Just in case it helps anyone searching this very same issue but in MySQL, take into account that you should enable the driver stream support "manually":
def enableStream(statement: java.sql.Statement): Unit = {
statement match {
case s: com.mysql.jdbc.StatementImpl => s.enableStreamingResults()
case _ =>
}
}
val publisher = sourceDb.stream(query.result.withStatementParameters(statementInit = enableStream))
Source: http://www.slideshare.net/kazukinegoro5/akka-streams-100-scalamatsuri
Ended up using #ViktorKlang answer and just wrapped the run with an Await.result. I also found an alternative answer in the docs which demonstrates using the reactive streams publisher and subscriber interfaces:
The stream method returns a DatabasePublisher[T] and Source.fromPublisher returns a Source[T, NotUsed]. This means you have to attach a subscriber instead of using runForEach - according to the release notes NotUsed is a replacement for Unit. Which means nothing gets passed to the Sink.
Since Slick implements the reactive streams interface and not the Akka Stream interfaces you need to use the fromPublisher and fromSubscriber integration point.

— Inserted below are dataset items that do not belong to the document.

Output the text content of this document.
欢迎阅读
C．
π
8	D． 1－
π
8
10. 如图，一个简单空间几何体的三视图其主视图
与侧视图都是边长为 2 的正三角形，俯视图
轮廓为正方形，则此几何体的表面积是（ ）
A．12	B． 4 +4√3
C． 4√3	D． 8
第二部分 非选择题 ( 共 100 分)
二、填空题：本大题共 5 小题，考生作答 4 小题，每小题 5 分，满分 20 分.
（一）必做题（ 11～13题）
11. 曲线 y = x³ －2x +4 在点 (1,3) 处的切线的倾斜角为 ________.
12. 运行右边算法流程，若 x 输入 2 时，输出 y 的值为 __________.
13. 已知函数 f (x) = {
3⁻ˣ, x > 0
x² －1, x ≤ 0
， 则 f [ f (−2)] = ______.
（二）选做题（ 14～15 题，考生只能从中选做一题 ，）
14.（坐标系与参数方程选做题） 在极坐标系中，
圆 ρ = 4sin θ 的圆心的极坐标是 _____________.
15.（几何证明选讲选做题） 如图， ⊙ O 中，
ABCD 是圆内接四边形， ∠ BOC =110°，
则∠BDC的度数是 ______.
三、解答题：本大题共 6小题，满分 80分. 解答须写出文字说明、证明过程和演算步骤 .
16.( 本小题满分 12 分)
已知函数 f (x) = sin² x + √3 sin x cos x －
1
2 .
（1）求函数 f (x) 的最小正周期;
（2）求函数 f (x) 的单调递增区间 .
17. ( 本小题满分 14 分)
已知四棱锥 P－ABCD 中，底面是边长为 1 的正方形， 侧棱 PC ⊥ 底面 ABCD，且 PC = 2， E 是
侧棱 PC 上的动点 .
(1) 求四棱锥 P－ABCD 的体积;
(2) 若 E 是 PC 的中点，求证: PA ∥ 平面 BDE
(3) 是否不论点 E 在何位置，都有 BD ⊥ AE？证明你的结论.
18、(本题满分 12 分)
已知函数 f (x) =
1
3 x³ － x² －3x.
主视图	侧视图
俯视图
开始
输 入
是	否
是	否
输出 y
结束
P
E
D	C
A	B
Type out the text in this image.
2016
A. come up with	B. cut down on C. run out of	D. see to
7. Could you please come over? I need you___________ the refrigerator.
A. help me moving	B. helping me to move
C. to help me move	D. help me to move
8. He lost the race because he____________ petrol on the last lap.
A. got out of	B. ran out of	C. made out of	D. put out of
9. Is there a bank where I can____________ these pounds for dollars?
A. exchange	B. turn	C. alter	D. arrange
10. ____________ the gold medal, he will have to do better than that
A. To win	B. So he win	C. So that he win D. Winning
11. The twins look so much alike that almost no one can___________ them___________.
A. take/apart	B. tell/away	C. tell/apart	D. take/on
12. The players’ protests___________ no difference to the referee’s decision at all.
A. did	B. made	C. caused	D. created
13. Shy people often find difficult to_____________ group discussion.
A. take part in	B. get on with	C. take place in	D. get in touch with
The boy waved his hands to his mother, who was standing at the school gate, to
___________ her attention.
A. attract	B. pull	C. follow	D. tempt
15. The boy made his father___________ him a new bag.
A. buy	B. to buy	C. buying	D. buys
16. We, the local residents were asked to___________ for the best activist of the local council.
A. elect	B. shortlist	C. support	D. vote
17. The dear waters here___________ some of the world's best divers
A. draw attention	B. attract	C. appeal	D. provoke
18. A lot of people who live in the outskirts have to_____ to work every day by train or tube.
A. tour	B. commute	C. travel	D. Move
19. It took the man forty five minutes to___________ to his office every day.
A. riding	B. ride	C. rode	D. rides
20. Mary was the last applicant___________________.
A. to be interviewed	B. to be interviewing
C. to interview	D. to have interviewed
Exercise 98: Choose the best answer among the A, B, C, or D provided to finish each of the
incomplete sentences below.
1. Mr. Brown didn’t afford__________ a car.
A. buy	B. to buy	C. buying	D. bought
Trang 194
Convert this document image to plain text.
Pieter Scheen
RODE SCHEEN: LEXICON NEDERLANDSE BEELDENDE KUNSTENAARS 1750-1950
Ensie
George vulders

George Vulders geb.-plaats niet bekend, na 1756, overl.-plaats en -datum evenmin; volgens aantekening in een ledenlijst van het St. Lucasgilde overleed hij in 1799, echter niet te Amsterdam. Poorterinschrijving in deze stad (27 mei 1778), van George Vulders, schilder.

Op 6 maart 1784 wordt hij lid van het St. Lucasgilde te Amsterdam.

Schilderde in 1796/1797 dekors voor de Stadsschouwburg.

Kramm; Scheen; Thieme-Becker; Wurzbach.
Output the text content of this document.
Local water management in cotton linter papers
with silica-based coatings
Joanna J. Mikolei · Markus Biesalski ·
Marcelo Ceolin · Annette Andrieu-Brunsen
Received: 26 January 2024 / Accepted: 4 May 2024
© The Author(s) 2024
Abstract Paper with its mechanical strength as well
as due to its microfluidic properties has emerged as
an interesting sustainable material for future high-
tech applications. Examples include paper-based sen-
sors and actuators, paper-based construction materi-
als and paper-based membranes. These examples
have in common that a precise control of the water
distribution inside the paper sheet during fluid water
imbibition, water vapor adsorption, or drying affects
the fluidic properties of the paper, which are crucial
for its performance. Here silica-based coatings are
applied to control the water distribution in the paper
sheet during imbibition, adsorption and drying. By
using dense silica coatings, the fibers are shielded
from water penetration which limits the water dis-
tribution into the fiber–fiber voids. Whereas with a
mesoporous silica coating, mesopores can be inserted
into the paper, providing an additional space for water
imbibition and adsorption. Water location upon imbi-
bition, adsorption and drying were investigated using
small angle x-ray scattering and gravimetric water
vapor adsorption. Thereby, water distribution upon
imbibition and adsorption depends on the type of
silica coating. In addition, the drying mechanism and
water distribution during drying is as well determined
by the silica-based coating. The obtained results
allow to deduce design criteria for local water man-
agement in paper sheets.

That means you need to implement the org.reactivestreams.Subscriber[T] interface.
Here's a quick and dirty Subscriber[T] implementation which simply calls println:
class MyStreamWriter extends org.reactivestreams.Subscriber[my_stream] {
private var sub : Option[Subscription] = None;
override def onNext(t: my_stream): Unit = {
println(t.value)
if(sub.nonEmpty) sub.head.request(1)
}
override def onError(throwable: Throwable): Unit = {
println(throwable.getMessage)
}
override def onSubscribe(subscription: Subscription): Unit = {
sub = Some(subscription)
sub.head.request(1)
}
override def onComplete(): Unit = {
println("ALL DONE!")
}
}
You need to make sure you call the Subscription.request(Long) method in onSubscribe and then in onNext to ask for data or nothing will be sent or you won't get the full set of results.
And here's how you use it:
def main(args: Array[String]) : Unit = {
implicit val system = ActorSystem("Subscriber")
implicit val materializer = ActorMaterializer()
val strm = TableQuery[Streams]
val db = Database.forConfig("pg-postgres")
try{
val src = Source.fromPublisher(db.stream(strm.result))
val flow = src.to(Sink.fromSubscriber(new MyStreamWriter()))
flow.run()
} finally {
system.shutdown
db.close
}
}
I'm still trying to figure this out so I welcome any feedback. Thanks!